RH’s Glacier is a cool, clear, white-blue. I think it might reflect light sweetly in a bathroom with no windows or a gloomy room that needs cheer. Sadly, we used Glacier in the brightest room in our house. Also sadly, all the other paint colors in the house are more mid-toned and muddy. Glacier looked like it was literally Glowing On The Walls. Scary. No photo. We repainted before the brightness could sear my retinas.

It is also basically identical to Benjamin Moore’s Harbour Haze. Swanky designer, Jeffrey Bilhuber, once listed Harbour Haze as one of his favorite paint colors. I want to ask him where he uses it successfully, but I rather doubt he’ll post a comment on my blog to answer ;).

Alsoalso, the quality of RH’s paint struck me as so-so. It is a bit thin-ish and coverage is not its strong suit. But the Subtle Velvet finish is nice. And Restoration Hardware has some nice colors and a small enough deck to keep the anxious homwownwer from overwhelm. If you choose to use RH paint and not have it color matched elsewhere, don’t forget to stirstirstir because RH paint is pre-mixed and has been hanging out on a shelf for ages.

Friday, July 8, 2011

Adventures in Homeownership

At the top of a gentle rise on a city street is a romantically dilapidated Victorian mansion. The white paint peels lazily. Cicadas chorus. The multi-storey peaks of turrets and stained glass cast dappled shadows of deliciously faded elegance. How many women have met a suitor on that porch? How many trysts have taken place beneath the gracefully bowed southern trees? How many evening stars have been sighted from the rickety widows’ walk?

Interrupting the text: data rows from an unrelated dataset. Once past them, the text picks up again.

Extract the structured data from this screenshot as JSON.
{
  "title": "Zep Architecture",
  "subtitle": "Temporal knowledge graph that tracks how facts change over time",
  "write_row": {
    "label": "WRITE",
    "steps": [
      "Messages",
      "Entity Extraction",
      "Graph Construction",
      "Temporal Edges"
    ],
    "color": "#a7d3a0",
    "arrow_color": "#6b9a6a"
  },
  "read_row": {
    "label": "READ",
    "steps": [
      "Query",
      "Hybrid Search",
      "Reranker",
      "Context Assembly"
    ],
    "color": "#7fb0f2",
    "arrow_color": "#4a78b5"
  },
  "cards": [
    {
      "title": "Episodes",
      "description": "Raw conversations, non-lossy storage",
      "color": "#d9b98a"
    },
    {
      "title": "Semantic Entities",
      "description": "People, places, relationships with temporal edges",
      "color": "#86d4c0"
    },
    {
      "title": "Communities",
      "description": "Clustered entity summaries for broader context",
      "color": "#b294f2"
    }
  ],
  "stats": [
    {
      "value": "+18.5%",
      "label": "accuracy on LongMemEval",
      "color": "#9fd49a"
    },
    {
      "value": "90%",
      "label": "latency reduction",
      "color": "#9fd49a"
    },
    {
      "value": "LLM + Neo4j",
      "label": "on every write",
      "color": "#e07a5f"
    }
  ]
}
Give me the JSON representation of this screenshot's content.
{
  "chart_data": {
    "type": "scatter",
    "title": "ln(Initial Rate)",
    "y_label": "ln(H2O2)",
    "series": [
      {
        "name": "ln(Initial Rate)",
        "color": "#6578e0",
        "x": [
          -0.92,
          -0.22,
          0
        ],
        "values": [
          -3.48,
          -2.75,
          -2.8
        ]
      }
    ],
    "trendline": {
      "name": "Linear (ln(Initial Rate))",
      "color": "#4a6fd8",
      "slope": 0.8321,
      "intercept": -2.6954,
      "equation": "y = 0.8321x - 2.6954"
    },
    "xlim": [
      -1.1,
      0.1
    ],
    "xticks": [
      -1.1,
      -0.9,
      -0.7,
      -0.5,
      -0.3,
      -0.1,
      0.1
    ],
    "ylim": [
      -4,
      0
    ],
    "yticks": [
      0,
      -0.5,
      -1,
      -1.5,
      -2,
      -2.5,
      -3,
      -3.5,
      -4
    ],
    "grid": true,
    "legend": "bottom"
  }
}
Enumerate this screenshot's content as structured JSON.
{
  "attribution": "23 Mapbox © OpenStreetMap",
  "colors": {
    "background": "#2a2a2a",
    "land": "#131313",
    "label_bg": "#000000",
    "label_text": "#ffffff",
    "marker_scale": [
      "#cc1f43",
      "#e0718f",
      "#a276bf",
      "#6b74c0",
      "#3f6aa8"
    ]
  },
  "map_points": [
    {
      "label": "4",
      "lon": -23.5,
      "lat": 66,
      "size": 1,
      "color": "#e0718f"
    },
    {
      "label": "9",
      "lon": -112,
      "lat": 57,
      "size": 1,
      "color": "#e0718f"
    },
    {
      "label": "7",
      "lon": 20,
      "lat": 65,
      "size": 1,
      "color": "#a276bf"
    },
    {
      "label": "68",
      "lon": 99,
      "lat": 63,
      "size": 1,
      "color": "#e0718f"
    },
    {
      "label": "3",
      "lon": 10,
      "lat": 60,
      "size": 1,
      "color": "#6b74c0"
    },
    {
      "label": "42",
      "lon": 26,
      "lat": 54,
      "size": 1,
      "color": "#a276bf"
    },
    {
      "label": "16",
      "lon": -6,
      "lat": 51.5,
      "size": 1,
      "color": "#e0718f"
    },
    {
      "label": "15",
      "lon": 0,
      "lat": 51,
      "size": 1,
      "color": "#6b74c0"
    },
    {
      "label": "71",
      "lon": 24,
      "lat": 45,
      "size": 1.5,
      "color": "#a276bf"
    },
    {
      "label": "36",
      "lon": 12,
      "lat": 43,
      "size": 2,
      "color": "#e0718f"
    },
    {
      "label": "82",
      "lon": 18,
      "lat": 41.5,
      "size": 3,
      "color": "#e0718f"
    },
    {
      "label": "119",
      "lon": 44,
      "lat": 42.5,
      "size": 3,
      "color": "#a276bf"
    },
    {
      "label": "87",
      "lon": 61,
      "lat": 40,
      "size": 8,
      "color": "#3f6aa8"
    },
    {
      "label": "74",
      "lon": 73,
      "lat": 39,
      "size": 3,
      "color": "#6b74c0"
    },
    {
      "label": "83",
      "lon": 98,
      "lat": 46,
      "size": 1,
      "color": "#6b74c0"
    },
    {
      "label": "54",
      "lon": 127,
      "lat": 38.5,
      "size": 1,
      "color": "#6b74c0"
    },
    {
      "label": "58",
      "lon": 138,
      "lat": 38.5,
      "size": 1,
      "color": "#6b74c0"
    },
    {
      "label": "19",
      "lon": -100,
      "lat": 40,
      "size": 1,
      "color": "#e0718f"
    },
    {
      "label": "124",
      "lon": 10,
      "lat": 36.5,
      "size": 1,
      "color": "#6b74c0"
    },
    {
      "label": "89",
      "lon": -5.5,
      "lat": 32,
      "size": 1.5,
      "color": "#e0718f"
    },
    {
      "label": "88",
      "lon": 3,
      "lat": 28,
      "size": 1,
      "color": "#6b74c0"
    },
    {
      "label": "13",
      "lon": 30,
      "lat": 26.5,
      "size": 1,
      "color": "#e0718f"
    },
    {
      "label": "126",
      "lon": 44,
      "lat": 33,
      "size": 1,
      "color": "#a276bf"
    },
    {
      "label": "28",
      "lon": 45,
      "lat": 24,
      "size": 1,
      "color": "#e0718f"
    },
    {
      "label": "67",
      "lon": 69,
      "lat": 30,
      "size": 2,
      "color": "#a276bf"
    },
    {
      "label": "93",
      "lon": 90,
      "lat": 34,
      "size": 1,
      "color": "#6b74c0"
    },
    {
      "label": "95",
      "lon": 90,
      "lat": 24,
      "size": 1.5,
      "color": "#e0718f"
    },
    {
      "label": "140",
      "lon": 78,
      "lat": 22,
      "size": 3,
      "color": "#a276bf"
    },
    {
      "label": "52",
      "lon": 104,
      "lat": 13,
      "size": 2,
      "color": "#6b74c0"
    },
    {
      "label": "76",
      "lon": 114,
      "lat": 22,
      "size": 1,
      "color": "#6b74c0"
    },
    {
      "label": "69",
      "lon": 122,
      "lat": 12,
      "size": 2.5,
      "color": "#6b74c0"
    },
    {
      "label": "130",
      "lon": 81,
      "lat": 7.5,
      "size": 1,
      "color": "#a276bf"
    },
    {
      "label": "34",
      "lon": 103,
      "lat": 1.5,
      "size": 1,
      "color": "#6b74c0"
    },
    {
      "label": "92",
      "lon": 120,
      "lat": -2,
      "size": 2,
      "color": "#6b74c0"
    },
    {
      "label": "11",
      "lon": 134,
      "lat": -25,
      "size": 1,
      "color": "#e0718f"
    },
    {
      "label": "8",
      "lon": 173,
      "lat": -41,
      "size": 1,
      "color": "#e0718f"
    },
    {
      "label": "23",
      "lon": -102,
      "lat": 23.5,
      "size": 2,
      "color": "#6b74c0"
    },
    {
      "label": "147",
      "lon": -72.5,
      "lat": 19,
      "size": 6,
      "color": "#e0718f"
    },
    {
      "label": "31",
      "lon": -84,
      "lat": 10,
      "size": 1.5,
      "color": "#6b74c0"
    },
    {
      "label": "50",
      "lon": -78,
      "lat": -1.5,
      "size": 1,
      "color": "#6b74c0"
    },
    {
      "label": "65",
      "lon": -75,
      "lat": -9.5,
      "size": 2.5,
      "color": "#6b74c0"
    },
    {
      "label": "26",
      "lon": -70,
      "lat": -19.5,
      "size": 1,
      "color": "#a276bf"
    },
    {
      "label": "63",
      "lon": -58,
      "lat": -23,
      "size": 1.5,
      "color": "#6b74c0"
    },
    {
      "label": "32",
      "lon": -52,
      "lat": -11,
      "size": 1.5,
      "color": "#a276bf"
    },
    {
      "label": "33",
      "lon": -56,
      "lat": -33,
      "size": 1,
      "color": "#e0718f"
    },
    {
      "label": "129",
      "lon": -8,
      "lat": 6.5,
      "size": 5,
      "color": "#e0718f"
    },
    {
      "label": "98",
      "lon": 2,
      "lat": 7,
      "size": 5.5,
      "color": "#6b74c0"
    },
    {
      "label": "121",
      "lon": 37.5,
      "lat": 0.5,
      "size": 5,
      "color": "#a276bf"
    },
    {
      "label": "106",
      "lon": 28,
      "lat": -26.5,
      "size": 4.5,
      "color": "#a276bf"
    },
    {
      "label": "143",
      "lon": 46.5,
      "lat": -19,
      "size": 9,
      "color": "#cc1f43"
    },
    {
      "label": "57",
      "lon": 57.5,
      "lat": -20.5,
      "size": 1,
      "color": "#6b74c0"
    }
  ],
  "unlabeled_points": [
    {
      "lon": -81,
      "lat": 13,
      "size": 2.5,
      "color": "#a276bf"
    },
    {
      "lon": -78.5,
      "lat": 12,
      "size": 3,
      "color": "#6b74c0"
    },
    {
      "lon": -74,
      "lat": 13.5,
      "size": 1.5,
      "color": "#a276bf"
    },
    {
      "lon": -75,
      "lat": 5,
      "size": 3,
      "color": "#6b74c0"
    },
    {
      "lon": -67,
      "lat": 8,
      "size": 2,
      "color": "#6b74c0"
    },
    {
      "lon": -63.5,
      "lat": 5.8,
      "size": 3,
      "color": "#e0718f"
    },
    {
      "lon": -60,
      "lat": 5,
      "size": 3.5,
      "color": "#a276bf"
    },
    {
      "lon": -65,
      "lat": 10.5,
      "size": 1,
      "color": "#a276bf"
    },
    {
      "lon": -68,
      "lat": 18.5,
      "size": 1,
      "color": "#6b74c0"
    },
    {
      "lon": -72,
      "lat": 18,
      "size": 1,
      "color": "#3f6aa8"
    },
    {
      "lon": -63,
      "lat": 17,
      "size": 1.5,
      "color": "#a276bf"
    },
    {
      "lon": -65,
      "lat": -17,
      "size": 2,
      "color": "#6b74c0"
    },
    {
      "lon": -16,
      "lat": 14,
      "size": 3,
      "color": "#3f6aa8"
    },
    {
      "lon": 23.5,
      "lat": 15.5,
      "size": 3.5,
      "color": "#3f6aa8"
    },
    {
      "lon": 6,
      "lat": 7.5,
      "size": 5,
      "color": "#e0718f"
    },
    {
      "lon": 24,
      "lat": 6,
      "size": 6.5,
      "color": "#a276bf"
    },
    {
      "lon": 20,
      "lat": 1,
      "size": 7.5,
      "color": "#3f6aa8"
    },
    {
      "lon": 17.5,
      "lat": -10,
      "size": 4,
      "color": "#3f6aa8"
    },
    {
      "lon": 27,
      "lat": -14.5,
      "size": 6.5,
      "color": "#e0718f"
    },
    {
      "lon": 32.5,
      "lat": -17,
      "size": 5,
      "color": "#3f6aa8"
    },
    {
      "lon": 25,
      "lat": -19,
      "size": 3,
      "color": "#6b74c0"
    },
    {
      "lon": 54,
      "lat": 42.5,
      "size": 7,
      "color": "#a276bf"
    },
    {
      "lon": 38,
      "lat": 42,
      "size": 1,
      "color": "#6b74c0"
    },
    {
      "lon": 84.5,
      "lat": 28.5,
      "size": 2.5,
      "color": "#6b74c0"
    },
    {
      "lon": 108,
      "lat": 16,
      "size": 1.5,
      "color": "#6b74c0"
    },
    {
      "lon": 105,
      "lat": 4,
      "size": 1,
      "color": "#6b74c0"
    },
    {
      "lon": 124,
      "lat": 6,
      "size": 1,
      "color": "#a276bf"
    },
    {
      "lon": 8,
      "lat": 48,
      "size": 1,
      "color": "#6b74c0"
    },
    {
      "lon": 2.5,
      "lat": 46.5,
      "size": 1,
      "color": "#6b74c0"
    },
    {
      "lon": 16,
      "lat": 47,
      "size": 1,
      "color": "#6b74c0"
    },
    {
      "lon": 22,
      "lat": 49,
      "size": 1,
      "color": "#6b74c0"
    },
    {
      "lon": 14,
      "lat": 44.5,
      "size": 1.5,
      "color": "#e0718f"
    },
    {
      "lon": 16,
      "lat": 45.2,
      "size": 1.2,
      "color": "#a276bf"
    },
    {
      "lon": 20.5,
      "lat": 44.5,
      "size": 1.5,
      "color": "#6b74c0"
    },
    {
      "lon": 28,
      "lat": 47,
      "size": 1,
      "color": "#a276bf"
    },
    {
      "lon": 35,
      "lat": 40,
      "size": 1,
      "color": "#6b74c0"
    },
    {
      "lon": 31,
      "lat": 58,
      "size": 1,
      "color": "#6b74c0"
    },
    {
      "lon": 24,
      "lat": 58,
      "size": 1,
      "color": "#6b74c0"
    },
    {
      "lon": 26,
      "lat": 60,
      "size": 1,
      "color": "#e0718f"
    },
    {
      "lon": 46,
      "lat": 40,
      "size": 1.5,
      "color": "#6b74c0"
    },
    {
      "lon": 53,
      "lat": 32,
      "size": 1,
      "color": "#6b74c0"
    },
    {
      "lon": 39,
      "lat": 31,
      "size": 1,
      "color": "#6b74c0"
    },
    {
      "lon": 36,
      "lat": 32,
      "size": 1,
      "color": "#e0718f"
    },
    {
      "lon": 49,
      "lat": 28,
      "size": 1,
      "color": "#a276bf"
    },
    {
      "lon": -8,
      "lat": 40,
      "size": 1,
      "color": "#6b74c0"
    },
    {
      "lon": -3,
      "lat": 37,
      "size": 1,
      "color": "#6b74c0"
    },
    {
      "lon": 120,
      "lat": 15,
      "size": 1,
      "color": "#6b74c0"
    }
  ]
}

Down the street, a prostitute recently stabbed a fellow sex worker. Around the corner,  behind boarded up windows, lives a family of ten. Across the street is our new house—1400 square feet of  awkward and adorable. A little red farmhouse. Southern gothic. Victorian Era. Ours!

And by new house I mean old, but renovated. Our house was built as a tenant farmer’s house in late 1800's. Now it is in an urban neighborhood. It is a peculiar house in a peculiar place, which suits us just fine. It is also our first time owning, and I feel the need to create a space to write about my adventures in fixing, decorating, growing, painting, building, thrifting and generally making things and making do.